今度は温石の器となる銀だけでなく、中の石にも魂が宿っていた。
納得したが、何の感慨も湧かなかった。生まれ変わった事の何の意味があったのだろう。
火鉢がまだ話していたが、温石は瞳を閉じて自分の世界に戻った。
ずっと目が覚めず、眠ったままでいられたら良かったのに。
温石は世界との関わりを絶ちたいと願ったが、関わりは向こうから強引にやって来た。
(ちょっと…っ、やめてよっ、くすぐったい…っ、ははっ…ああはははっ)
温石は毎日イルカに擽られた。
イルカにしてみれば、煤けた温石を磨いているにすぎないのだろうが、温石にとっては拷問だった。
止めろと言っても温石の声はイルカに届かず、イルカは温石を磨き続ける。小さな手でペタペタ触られ、布で擦り続けられて、終わった時には息が絶え絶えになった。
やっと終わったと思っても、はぁっと息を吹きかけられた後にまた磨かれたこともある。
イルカは驚くほど根気強かった。
(くふふっ…あはっ…は…っ…ぢぬ…)
ある日、堪りかねた温石は石の中から飛び出した。ふわりと体が宙に浮いたのだ。見下ろすと、イルカが一生懸命温石を磨いていた。
もうくすぐったくは無かった。
温石には手と足と体があった。人に似た姿をしているようだ。火鉢を思い出し、もしかして顔が温石なのかと思ったが、手で触れる限り違った。
髪は銀色だった。その色は誰かを彷彿させた。
どこまで遠くへ行けるのかやってみたが、さほど本体から離れられなかった。せいぜい家の中を自由に行き来できるぐらいだ。

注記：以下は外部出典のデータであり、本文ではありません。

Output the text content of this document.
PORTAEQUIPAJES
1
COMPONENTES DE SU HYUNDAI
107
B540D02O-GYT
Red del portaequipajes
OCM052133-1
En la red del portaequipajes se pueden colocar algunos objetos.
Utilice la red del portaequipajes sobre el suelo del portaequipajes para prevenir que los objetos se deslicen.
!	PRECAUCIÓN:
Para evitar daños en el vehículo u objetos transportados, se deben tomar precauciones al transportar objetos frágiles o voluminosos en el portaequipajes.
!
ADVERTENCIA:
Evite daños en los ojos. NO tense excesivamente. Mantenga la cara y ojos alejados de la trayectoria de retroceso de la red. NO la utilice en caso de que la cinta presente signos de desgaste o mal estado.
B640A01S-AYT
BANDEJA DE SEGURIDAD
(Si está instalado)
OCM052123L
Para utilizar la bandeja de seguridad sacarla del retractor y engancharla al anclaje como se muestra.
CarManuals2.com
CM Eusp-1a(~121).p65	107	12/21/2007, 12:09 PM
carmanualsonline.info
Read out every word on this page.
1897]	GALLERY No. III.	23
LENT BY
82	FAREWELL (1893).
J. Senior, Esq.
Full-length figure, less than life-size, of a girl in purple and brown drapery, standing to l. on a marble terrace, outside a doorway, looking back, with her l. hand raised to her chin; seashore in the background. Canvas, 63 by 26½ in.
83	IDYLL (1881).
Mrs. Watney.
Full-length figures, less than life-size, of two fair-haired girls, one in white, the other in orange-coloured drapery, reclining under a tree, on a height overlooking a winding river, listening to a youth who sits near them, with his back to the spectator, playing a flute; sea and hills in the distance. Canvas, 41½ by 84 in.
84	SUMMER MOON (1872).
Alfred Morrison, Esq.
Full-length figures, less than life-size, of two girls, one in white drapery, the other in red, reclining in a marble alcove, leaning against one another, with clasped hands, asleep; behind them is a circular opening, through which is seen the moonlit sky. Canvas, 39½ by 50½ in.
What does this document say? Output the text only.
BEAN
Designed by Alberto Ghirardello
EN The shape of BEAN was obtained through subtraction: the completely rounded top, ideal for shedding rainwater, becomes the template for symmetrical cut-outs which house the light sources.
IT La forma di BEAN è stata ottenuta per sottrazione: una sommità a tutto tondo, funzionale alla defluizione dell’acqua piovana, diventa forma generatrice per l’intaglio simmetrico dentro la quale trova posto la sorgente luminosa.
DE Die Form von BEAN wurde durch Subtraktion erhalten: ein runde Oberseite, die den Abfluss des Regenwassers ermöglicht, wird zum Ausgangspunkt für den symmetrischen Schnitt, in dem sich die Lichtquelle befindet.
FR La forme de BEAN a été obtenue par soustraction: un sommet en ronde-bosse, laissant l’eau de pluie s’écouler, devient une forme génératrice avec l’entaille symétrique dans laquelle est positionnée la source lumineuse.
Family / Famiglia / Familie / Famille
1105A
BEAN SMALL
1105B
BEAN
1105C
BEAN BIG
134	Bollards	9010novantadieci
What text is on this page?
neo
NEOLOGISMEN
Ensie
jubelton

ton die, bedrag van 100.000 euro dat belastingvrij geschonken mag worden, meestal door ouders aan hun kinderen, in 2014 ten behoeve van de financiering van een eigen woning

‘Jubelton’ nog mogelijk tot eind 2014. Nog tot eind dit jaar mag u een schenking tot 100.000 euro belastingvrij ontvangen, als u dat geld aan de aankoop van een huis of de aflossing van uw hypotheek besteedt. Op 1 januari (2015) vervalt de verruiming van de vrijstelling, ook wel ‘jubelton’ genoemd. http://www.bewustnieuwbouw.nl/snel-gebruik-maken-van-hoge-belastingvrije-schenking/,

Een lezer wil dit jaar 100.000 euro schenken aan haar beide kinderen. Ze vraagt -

温石は宙からイルカを眺めた。他にすることがなかったから。
イルカは満足するまで温石を磨くと、銀の器を光に翳して、眩しげに目を細めた。それから白い石も同じようにして満足すると、石を戻して温石を袋に詰めた。不器用な手付きで紐を結んで懐にしまう。
温石は冷えていたから、イルカの体温が伝わって来た。
温石はとても大切にされていた。
擽られるのは迷惑だけど、イルカの傍にいるのは悪くなかった。